LZO vs Snappy vs LZF vs ZLIB, A comparison of compression algorithms for fat cells in HBase
Now and then, i talk about our usage of HBase and MapReduce. Although i am not able to discuss details further than what writes on my linkedin profile, i try to talk about general findings which may help others trying to achive similar goals. This post is about a recent research which tries to increase IO performance for our MapReduce jobs.
HBase documentation and several posts in hbase-user mailing list tell that using some form of compression for storing data may lead to an increase in IO performance. Considering hadoop clusters almost always work on commodity machines, the reason for that is simple to explain: disks are slow. Hadoop workloads i know about are generally data-intensive, thus making the data reads a bottleneck in overall application performance. By using some sort of compression we reduce the size of our data achieving faster reads. On the other hand we now need to uncompress that data so we use some CPU cycles. It is simply trading IO load for CPU load.
If the infrastructure starves on disk capacity but has no performance problems it may be logical to use an algorithm that give huge compression ratios, losing some time on CPU but that’s usually not the case. Large capacity disks are far cheaper than fast storage solutions (think SSDs) so it is better for a compression algorithm being faster than being able to give higher compression ratios. Because of that hadoop applications prefer LZO, a real-time fast compression library, to ZLIB variants. Of course these are general talks and to see real performance changes and compression ratios, one have to try those algorithms with his/her own data.
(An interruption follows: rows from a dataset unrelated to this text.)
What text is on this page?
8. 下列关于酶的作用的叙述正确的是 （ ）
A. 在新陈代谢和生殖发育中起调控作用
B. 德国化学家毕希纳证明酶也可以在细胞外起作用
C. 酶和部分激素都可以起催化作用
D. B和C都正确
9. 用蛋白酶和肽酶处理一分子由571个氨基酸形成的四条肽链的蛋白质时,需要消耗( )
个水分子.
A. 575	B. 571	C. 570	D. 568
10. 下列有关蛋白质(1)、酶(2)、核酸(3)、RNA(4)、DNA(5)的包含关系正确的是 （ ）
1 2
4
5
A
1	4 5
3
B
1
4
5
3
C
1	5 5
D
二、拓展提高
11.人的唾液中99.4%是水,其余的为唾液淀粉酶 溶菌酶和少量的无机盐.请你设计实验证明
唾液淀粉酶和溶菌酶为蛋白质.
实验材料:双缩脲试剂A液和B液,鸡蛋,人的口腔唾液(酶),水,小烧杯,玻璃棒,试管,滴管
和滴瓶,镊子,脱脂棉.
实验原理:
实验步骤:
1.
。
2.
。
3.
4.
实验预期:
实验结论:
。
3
Our data is like 700kB per row and for testing purposes we have 100k rows. Each cell contains an image, more specifically a subset of an image so it is binary and supposedly not as compressable as some log file. Using no compression, our test data of 1000 items takes up 670MB and our MapReduce tasks are able to read a cell in 8.41ms.
First algorithm we tried was ZLIB, or java.util.Deflater/Inflater following this post by @jdcryans. It simply involves using Deflater just before “Put”ting data into HBase, and using Inflater just after reading data from “Result”s. The total size of our 1000 items decreased to 346MB meaning a compression ratio of 48%. But our reading performance suffered 16%, increasing the time per row to 9.73ms.
Second one was the famous LZO. Although we are unable to re-distribute it because of licensing issues, we still felt the urge test and see what we are missing. It is somewhat harder to use in hadoop (at least the recommended way), but i’ve managed. You can check here and here for instructions on how to set it up. On the other hand this complexity is sure to have a benefit. All other methods i talk about here compress data per item basis. LZO on the other hand will compress the whole file in HDFS, so in a regular setup it is expected to have better compression ratios since there will be similarities among the rows and it will exploit those. Anyways, our 1000 item set resulted in 398MB meaning a 41% compression ratio and we’ve seen a 5% increase in reading performance too: we read one item in 8.1ms compared to 8.41ms uncompressed. So it is starting to become a win-win.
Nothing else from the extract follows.